Kratzers theatralische Fantasie ist verblüffend. Auf der leeren Bühne vor einem schwülstigen Palastportal bilden sich Gruppen, gesellschaftliche Konstellationen. Philipp Meierhöfer bekommt als Schweinezüchter Zsupán ein Videoporträt als Metzgermeister im eigenen Laden. Andere hantieren mit Geräten, bauen Strandzelte auf. Mittendrin steht ein historisches Trichtergrammofon für die alten Platten, die da immerzu wieder gespielt werden: Patriotismus, Romantik und Ähnliches.
Ein brechtsches Einfühlungsverbot
Es gibt die klassischen zwei Liebespaare, Alma Sadé und Julian Habermann sind als Arsena und Ottokar das junge, Mirka Wagner und Thomas Blondelle als Saffi und Barinkay das erwachsene. Sie singen sehr schön, rühren aber niemanden. Kratzer hat ein allgemeines, brechtisches Einfühlungsverbot verordnet, damit wir besser denken können. Die Frauen vor allem kämpfen hart, aber vergeblich, um Anerkennung in dieser Welt der Macht, der Gier und des Hasses.
Das ist nicht schön und kein Vergnügen, aber das Beste, was am Anfang der Rückkehr ins Opernleben stehen kann. Mag sein, dass wir bald wieder tragisch erschüttert oder fröhlich erheitert nach Hause gehen. Das Nachdenken jedoch über die Gesellschaft der Werke muss bleiben, die hier gespielt werden. Für Kratzers didaktische Art des Theaterspiels war die willkürliche Dramaturgie der Pandemie ein Glücksfall.

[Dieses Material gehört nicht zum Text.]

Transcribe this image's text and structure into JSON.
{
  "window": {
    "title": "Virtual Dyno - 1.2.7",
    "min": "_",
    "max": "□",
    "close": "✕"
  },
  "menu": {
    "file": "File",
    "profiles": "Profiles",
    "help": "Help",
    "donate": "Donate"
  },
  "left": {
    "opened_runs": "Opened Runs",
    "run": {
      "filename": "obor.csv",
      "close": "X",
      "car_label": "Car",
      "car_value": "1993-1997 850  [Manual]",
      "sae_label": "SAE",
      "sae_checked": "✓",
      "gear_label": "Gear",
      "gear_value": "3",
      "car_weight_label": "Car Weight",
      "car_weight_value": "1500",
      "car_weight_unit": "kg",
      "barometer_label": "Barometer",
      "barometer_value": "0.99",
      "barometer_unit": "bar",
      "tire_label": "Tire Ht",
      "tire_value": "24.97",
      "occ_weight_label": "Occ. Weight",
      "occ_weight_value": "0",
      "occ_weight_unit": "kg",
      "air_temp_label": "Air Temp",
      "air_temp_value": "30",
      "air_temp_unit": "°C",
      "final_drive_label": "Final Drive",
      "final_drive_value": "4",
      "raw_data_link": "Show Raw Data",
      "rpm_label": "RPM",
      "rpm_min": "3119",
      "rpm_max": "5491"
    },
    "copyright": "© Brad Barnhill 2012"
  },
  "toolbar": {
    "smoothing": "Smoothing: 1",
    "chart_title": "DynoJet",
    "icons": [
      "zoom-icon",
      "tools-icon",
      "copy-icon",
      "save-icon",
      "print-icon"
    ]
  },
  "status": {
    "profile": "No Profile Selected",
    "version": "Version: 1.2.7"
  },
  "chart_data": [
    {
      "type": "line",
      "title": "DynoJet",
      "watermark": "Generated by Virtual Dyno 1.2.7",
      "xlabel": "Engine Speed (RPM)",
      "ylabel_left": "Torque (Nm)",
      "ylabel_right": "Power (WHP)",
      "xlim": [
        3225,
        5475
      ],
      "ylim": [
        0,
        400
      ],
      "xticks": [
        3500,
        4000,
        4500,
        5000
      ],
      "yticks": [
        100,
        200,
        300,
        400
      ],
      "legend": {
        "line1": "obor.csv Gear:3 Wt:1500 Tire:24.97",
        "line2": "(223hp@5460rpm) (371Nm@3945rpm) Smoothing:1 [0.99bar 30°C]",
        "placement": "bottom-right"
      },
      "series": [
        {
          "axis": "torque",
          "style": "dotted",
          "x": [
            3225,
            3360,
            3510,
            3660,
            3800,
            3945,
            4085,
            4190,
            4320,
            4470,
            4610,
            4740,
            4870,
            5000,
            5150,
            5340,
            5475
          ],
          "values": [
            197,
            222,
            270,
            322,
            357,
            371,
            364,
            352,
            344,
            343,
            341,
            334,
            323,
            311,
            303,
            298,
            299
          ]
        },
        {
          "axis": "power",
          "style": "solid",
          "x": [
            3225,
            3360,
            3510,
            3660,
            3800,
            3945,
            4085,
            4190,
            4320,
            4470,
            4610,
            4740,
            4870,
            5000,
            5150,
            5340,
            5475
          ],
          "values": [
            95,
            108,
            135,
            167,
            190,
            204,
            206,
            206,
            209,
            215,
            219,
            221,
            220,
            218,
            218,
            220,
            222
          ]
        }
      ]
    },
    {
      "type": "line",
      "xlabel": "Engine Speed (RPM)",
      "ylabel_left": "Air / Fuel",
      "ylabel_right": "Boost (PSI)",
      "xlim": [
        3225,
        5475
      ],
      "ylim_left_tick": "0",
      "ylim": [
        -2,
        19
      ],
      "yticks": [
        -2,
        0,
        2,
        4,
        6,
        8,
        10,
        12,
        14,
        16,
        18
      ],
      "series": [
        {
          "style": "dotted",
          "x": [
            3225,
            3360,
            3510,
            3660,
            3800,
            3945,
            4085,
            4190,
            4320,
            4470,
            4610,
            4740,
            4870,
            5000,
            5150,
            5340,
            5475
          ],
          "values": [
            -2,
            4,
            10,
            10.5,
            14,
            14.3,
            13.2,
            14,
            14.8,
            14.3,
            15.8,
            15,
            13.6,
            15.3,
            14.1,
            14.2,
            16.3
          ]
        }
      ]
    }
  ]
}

Seine Lektion sitzt. Und auch Kossky nutzte den Augenblick. Er übergab die sonst nur hausinternen Preise für die beste Leistung des nichtkünstlerischen Personals dieses Mal öffentlich und im vollen Rampenlicht auf der Bühne. Die Geehrten bedankten sich freundlich und der Applaus im Saal war mindestens so laut wie zuvor. Großes Theater.